‘New directors should do Sanskrit theatre’: Varanasi NSD director
Ramji Bali, Director, of the new National School of Drama, Varanasi, on Indian classical theatre and giving youth a choice. In 1998, Bali joined NSD and graduated in 2001.
| Updated: July 19, 2018 12:19:45 am
Ramji Bali, Director, NSD Varanasi
Written by Express Features Service
He had specialised in acting from India’s premier institute, National School of Drama (NSD), but it was as a director that Ramji Bali began to interpret the fissures in society. He went back to Indian classical literature, from Abhijnana Shakuntalam to Mrcchakatika, to express the social tensions and the people caught in it. Bali has been appointed Director of the National School of Drama in Varanasi, a new centre, whose curriculum will be based on Indian classical theatre. “How many new directors work on Sanskrit theatre now? Very few. Kar ke too dekhiye, the youth will join in,” he says. Excerpts from an interview:
From Sita to a vanar
Nobody, however far you go into my ancestry, has been into theatre. I am from Faridabad, where there was no theatre for most of the year. Things changed in the autumn, when the gali-mohalla would come alive with Ramlila. When I was young, the Ramlila people turned me into Sita or Ravan. When I became a little older, I started playing whatever role I could find a costume for. If it was a red outfit, I became a vanar in the vanar sena and, if my dress was black, I joined Ravan’s forces. In 1998, I joined NSD and graduated in 2001.
Give me more
I didn’t have a single absent mark during my entire time at NSD. I had already finished a two-year course at Sri Ram Centre. I joined the NSD Repertory and was there from 1997-98. It was after that that I became a student of NSD so I was a bit restless with the pace of the course. I think students who have experience of theatre, should be restless in the class.
Old stories
I always had a leaning towards literature. I have done around half a dozen plays based on the works of Kalidas, Bhavabhuti and Bhasha, among others. Which layer of society has not been represented by these great writers? In Shudraka’s Mrcchakatika, there is a range of characters, from prostitutes to thieves to the king’s brother-in-law, who is an aiyaash, like the relatives of many politicians of today, there is an artist, Charudutta, and the beautiful courtesan, Vasantasena. The plot also addresses changes in the power structure, with people revolting against the king.
Still on stage
I will keep acting alongside being Director of NSD in Varanasi. I have a theatre group, Theatrewalah, and we work a lot with young people. One of my past productions has been with students of a prominent girls’ college in Delhi.
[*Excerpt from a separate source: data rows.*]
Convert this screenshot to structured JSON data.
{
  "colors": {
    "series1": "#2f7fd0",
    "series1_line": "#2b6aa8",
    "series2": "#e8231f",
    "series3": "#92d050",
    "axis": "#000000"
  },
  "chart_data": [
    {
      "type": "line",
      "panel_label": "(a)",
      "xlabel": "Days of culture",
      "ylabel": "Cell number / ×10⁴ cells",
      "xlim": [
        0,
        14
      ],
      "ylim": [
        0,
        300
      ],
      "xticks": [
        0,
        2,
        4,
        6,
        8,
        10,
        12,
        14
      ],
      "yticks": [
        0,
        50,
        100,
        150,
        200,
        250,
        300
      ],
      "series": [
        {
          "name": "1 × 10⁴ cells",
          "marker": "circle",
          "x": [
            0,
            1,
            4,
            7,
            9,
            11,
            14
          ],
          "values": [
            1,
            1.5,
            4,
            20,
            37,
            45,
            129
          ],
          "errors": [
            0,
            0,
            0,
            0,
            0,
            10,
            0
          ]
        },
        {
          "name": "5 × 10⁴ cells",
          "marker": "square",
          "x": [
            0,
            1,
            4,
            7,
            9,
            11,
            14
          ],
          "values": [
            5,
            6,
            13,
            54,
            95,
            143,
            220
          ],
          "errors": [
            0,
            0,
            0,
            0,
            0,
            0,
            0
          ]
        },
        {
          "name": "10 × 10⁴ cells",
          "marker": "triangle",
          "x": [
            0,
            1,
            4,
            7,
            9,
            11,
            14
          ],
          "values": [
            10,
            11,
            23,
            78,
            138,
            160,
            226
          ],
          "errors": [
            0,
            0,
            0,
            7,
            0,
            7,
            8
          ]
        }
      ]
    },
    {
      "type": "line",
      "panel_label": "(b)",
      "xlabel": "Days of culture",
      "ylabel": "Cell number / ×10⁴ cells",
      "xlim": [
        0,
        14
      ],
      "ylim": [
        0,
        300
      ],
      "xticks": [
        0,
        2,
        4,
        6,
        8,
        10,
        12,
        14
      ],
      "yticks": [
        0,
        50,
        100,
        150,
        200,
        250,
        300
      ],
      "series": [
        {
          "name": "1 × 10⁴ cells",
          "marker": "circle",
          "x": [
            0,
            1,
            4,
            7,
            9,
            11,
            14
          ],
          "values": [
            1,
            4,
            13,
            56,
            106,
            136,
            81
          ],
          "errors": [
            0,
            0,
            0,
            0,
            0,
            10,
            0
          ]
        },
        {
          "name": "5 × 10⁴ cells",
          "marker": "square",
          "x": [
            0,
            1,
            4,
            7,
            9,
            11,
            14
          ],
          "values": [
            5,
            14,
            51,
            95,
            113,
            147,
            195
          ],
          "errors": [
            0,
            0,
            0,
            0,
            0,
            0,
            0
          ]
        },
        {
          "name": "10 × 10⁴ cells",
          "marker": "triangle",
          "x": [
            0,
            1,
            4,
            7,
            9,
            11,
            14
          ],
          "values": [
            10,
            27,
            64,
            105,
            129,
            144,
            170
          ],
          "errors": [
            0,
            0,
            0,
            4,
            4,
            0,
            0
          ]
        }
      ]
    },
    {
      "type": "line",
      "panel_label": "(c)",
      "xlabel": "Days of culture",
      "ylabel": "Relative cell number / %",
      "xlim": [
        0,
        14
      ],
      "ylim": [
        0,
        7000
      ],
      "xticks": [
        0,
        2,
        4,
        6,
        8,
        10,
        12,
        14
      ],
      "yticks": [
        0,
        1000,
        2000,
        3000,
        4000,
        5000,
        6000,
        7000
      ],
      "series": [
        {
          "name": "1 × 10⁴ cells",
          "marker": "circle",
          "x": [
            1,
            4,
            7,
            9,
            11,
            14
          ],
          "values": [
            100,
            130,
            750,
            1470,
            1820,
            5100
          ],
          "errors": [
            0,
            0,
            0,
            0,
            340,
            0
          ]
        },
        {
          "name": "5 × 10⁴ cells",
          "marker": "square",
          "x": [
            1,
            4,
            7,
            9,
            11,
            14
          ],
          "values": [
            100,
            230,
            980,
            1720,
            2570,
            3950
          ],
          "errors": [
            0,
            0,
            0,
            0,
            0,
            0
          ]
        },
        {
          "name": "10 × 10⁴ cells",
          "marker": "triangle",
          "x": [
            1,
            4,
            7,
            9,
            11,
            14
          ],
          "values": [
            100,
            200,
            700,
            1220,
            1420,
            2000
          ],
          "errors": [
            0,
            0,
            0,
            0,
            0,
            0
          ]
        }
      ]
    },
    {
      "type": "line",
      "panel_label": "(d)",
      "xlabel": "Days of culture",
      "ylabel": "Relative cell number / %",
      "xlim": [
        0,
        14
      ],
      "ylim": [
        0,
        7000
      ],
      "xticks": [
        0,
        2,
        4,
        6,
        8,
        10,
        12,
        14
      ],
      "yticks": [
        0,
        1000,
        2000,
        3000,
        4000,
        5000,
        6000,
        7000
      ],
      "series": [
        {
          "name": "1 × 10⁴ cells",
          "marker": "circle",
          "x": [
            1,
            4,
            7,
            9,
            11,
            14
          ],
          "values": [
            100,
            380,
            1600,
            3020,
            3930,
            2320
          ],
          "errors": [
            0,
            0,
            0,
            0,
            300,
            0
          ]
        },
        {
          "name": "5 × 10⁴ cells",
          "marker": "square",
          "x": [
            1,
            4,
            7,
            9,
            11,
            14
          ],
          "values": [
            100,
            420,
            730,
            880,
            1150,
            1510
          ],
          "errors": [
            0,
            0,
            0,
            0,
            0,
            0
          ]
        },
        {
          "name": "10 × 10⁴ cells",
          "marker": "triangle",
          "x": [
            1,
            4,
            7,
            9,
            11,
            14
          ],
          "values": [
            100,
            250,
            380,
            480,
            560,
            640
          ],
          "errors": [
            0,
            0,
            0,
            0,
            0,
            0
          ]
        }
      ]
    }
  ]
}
I gave them a choice between William Shakespeare and Mrcchakatika, and they picked the latter. They worked hard, and it was one of the best performances of the text I have ever seen.
Classical Classes
Even though I picked up Agha Hashar Kashmiri’s work, Sita Banbas, I presented it like a Sanskrit play. The course at NSD, Varanasi, will be based on the Natyashashtra. For the past few years, there has been a perception that the Natyashashtra is outdated, but the truth is that it is very modern and relevant to the contemporary times. All kinds of acting, from Bollywood to the Russian Stanislavski system, all have emerged from here. It is not that the Natyashashtra method of realism is not been used in acting today, but we do so, largely, without knowing about it. This is the first institute that will specifically be based on the Natyashashtra acting method.